There was a moment when I felt in all seriousness that after this night, it would be a sin to ever laugh again.
If I were to say that I was in hell that night, would I really be telling you?
“It’s going to come to an end soon, it’s all going to come tumbling down.”
If we fail to draw new meaning from the deep wells of our distress and despair, then it will not be enough.
And the absence of hatred in no way implies the absence of moral indignation.
***
One concentrates so much on others that one forgets oneself, and that’s just as well.
And I am left to live and work and stay cheerful.
And that too is cowardice.
Why am I being left behind?
***
A human being is a remarkable thing.
Love for one’s fellow man is like an elemental glow that sustains you.
I never have the feeling that I have got to make the best of things; everything is fine just as it is.
There are many miracles in a human life.
I believe the world is beautiful all over, even the places that geography books describe as barren and dull.
***
Each of us still lives under his own star, it appears.
We have not yet gained a common sense of history.
Like circumstances do not yet seem to produce like people.

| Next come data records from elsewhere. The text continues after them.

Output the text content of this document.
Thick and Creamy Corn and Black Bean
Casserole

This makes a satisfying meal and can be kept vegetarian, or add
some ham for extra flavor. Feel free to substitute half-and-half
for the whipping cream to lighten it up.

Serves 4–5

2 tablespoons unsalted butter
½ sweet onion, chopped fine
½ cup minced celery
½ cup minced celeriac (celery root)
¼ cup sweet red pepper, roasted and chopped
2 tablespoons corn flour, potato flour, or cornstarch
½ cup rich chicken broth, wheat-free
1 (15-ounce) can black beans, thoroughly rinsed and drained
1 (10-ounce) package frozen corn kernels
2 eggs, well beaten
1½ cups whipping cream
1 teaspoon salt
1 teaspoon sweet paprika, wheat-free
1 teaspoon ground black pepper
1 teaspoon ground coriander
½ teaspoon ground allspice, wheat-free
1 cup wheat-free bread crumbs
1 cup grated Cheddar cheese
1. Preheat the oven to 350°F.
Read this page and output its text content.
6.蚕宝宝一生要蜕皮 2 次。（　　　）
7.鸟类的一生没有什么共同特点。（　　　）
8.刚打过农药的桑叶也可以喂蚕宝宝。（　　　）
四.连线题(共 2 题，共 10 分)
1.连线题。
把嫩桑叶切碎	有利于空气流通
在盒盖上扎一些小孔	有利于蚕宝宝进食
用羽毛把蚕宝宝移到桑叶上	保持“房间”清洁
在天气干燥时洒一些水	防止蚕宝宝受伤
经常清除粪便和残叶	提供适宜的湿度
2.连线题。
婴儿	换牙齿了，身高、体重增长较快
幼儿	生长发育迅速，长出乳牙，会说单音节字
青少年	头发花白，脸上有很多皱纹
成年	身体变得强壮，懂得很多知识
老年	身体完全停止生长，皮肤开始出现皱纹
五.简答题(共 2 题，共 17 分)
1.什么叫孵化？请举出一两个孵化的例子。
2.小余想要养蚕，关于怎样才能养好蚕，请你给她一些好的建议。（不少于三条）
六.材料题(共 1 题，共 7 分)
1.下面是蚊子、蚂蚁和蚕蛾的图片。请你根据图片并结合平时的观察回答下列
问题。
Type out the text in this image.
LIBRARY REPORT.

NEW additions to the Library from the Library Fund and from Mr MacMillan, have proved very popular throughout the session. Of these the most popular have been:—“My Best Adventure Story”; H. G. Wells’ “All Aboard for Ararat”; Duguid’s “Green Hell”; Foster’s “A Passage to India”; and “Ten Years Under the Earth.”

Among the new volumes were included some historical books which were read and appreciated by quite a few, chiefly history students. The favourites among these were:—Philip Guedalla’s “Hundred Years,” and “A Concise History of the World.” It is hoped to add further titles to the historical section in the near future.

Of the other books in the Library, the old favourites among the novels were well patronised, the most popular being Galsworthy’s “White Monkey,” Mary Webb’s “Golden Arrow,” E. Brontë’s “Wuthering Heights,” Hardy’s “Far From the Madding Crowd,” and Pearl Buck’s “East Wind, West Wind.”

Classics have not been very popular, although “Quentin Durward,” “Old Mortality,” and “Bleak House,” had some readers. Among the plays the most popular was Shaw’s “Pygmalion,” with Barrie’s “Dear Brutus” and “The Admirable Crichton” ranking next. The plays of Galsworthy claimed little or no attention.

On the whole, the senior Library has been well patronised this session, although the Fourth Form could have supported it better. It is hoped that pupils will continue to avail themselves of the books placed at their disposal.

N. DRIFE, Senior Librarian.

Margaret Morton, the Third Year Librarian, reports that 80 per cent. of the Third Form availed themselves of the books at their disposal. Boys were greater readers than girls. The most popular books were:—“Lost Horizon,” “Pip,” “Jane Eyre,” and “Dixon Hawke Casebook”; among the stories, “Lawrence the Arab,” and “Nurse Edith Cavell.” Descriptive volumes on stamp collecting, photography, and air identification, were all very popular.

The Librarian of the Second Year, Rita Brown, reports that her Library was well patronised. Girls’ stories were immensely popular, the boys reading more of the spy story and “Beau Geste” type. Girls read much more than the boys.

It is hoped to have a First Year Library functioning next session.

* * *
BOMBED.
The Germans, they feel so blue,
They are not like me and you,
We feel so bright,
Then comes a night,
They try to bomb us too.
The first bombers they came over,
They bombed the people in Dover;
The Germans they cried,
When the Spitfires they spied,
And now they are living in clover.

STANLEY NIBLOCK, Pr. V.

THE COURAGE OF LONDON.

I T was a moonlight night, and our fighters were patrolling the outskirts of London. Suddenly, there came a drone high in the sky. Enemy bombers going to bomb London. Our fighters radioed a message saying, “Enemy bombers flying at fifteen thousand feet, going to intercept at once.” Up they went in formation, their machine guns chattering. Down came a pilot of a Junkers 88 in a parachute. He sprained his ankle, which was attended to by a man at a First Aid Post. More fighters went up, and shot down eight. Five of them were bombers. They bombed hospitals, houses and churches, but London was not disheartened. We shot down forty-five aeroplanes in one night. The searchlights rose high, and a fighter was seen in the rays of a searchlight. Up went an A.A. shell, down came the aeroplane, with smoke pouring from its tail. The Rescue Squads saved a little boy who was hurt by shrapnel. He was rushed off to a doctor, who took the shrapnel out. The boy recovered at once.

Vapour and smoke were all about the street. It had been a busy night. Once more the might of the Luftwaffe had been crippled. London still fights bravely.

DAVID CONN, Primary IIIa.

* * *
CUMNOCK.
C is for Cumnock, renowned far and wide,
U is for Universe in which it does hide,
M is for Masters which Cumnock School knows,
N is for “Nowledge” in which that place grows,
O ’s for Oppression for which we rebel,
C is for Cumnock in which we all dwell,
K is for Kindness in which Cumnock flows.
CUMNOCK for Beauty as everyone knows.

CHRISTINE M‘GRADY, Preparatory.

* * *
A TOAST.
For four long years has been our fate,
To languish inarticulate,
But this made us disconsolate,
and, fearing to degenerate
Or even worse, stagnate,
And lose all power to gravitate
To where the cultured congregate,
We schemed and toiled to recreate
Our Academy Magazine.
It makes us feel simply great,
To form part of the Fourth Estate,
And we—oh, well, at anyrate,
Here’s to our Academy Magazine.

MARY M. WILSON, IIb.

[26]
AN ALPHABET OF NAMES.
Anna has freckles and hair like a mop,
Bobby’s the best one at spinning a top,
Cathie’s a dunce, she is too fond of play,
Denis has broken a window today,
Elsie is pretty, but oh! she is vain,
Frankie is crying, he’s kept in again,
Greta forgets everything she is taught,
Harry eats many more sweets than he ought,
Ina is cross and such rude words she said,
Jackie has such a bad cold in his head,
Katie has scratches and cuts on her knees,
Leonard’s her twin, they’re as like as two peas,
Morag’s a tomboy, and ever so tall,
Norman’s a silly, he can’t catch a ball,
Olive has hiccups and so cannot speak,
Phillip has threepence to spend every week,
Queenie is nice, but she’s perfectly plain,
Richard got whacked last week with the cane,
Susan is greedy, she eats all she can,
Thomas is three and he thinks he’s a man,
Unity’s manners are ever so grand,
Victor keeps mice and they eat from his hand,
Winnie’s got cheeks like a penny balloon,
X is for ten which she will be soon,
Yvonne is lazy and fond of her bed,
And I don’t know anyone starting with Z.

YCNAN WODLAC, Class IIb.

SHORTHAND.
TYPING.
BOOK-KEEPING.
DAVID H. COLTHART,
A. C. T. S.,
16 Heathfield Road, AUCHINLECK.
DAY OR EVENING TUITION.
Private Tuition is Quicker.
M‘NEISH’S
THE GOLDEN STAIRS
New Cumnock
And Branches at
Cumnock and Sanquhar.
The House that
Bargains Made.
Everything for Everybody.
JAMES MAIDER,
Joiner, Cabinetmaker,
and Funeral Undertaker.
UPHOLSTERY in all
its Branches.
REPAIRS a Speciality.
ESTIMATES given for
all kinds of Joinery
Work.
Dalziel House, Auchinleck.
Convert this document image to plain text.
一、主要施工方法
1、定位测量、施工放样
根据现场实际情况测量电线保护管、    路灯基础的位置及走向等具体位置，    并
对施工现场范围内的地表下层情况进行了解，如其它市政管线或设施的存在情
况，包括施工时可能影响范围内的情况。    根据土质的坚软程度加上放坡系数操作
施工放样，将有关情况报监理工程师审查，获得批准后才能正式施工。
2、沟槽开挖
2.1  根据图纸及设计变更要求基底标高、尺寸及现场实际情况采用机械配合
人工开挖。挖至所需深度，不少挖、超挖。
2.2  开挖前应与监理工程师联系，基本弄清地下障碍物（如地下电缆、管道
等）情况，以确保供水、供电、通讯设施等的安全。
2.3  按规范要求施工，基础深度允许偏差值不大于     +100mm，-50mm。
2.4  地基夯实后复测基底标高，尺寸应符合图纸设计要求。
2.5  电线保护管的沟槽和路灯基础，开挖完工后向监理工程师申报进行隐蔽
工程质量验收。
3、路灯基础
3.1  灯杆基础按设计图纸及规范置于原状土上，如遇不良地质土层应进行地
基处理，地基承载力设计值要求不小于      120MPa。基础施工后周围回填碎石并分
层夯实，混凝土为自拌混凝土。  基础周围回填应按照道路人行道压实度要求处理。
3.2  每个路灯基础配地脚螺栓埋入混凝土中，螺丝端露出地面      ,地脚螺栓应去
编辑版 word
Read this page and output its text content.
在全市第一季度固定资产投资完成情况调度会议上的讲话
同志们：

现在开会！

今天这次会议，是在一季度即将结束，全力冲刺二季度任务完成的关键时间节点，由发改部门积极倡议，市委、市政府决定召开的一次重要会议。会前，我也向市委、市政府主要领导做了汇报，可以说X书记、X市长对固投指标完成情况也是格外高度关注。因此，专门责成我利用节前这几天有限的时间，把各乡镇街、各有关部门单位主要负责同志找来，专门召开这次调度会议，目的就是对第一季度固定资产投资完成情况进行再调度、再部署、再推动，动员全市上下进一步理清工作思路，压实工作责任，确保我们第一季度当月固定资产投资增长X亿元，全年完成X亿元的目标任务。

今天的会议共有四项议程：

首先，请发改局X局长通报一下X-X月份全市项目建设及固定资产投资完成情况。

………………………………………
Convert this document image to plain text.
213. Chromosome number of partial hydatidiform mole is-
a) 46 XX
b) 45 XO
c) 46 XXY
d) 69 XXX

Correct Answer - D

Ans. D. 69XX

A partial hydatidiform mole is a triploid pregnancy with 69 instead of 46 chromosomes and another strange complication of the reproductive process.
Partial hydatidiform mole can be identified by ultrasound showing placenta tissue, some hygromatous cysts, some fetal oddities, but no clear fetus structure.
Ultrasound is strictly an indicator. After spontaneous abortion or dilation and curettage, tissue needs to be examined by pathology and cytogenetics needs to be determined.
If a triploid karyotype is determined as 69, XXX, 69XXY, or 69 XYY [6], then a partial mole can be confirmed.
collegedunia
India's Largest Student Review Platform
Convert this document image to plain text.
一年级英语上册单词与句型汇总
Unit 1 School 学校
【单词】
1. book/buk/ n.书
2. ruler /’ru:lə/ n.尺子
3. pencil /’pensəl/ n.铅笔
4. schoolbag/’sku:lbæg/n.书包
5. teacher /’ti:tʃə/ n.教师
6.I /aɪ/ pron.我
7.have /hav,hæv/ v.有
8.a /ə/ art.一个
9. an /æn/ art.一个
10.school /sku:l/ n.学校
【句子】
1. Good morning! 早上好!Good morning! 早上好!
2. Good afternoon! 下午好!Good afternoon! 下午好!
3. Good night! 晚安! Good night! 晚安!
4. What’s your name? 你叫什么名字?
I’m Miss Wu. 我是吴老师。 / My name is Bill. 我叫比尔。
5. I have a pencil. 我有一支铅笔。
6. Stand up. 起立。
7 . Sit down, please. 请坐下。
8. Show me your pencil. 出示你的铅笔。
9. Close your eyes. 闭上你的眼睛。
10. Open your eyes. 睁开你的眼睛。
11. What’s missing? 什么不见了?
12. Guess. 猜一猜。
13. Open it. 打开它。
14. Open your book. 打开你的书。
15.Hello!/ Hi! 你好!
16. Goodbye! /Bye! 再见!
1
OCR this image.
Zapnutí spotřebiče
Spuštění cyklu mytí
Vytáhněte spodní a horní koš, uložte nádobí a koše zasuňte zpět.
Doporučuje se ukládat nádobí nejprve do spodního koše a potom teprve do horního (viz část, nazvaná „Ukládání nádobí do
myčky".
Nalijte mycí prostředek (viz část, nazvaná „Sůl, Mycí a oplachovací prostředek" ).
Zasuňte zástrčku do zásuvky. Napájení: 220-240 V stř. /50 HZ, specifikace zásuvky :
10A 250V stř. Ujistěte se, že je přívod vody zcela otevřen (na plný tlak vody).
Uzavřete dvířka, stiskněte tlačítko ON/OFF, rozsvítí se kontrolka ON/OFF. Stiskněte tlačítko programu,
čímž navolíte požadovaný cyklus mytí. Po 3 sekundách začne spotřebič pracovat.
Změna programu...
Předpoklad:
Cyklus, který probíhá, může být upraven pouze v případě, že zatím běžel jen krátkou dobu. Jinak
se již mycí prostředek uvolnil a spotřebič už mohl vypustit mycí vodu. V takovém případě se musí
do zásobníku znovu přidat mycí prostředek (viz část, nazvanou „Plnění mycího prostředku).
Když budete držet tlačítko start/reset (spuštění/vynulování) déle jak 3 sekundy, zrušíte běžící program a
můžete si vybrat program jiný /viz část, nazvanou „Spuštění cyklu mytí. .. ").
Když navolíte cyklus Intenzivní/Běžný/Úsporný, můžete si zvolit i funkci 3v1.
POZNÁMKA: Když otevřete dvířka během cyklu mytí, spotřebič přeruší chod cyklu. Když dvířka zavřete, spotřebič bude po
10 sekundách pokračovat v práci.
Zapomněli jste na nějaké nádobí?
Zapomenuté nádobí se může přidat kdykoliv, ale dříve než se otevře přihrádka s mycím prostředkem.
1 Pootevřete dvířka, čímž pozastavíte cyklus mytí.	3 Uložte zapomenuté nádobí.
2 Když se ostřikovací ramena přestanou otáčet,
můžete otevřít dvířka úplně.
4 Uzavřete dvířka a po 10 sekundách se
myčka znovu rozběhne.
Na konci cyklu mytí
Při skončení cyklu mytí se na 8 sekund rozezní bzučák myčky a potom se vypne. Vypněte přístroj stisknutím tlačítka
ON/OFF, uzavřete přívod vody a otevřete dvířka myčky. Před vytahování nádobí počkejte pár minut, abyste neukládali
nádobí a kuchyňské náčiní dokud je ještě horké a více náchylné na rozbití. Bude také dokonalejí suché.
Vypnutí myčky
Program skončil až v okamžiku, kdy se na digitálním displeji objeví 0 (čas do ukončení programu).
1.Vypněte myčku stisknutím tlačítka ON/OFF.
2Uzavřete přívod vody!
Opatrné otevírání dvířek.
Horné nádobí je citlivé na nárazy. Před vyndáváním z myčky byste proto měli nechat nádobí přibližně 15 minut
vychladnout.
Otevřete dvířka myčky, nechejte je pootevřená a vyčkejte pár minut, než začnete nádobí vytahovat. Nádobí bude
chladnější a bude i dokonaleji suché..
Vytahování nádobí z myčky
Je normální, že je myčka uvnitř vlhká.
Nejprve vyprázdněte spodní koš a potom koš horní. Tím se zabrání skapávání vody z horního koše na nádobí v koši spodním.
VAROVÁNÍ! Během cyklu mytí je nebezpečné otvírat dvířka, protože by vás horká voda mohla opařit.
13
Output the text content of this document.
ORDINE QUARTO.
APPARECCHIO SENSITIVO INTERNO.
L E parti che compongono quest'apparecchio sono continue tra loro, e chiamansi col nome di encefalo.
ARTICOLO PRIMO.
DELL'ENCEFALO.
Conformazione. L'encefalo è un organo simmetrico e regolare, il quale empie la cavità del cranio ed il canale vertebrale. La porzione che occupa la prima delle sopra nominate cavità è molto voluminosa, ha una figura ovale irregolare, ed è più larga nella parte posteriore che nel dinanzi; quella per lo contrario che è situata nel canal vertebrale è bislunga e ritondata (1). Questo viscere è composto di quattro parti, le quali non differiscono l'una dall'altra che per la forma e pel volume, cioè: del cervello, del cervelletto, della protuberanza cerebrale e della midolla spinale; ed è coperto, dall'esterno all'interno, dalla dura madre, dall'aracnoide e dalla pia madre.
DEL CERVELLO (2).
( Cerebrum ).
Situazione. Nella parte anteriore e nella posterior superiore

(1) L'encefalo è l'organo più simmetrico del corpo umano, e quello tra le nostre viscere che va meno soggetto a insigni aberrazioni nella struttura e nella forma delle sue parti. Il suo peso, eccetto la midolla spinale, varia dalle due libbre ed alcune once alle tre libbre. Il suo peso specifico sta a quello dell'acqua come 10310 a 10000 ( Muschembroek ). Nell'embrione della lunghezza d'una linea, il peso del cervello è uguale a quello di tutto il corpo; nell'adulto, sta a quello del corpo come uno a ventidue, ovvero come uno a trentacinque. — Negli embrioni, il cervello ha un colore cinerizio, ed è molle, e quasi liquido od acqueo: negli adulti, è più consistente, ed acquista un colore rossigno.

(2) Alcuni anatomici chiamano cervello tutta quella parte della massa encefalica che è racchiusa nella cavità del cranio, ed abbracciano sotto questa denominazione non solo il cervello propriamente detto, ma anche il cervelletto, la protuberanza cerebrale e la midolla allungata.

A name occurs to me: Herod.
***
“I can’t take it all in.”
“I would like, oh, I really would like, to be able to swim away in my own tears.”
“I do not know why the roses bloom.”
All I really want to say is this: I am no poet.
Life is glorious and magnificent, and one day we shall be building a whole new world.
The main path of my life stretches like a long journey before me and already reaches into another world.
As for the future, I am firmly resolved to return to you after my wanderings.
If.
We left the camp singing.
***
~Etty Hillesum died in Auschwitz on 30 November 1943~
All lines taken from Letters from Westerbork by Etty Hillesum; English translation, 1986, Random House, Inc.